Although this school offered unique academic opportunities, it also provided a new social challenge. I entered a wealthy world, where people traveled abroad during vacations, went to beach houses on the weekends and celebrated parties at expensive venues. I didn’t exactly fit in there. While private chauffeurs drove my peers to school, I faced a two-hour long bus ride every day. As time passed, however, I adapted to that world and learned how to balance the contrasts between the two opposing realities I lived in.

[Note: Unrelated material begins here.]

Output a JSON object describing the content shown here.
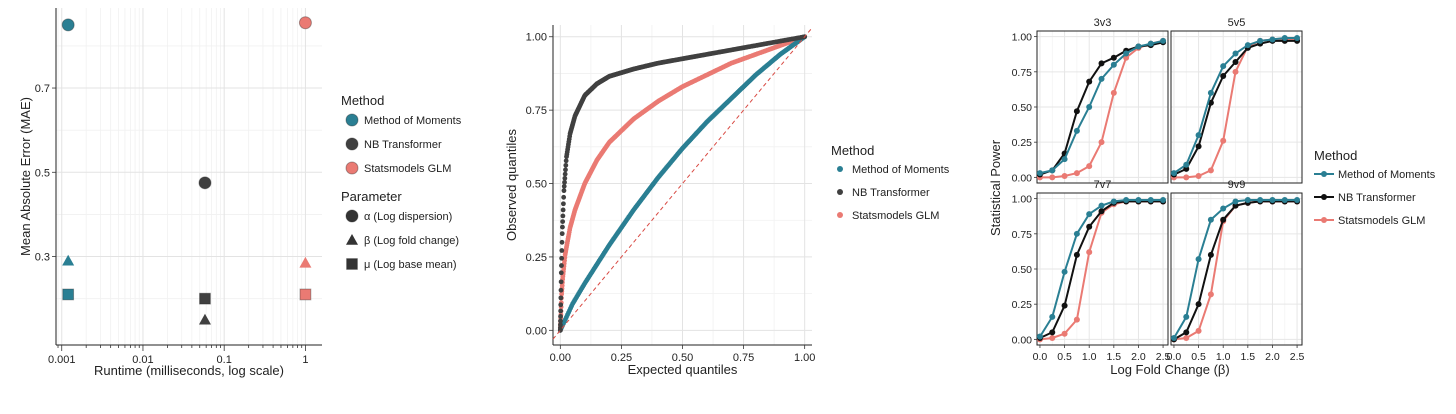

The perseverance I learned from Capão and the opportunities ISMART offered me filled me with courage, drive and goals to succeed in a vastly different context. All of this culminated in one of the greatest experiences I have ever had in my life: participating in a summer program at Yale University. When I first learned about the program, I thought I would never be selected from such a competitive pool of applicants from all around the world. However, a few days later, I decided I couldn’t let such an opportunity slip through my fingers simply because I felt insecure. I applied and was accepted into the program with a full scholarship. After earning this scholarship and excelling in the program, my effort made me realize that there are no boundaries to my potential.
Puzzles are about trying to make sense of the pieces. Similarly, life is a constant effort to find the experiences that fill our existence. Capão placed a set number of pieces in front of me with which I was not satisfied, so I decided to look for more in other places. Studying, discovering new worlds, and achieving what seemed to be improbable were some experiences that broadened my horizons. However, I want to do more than just build my own story; I also want to enable others to do the same. As I continue gathering pieces, I want to share everything I learn and accomplish along the way in order to empower my peers and my community to overcome challenges, expand their borders and thus produce a dazzling picture for society’s puzzle.”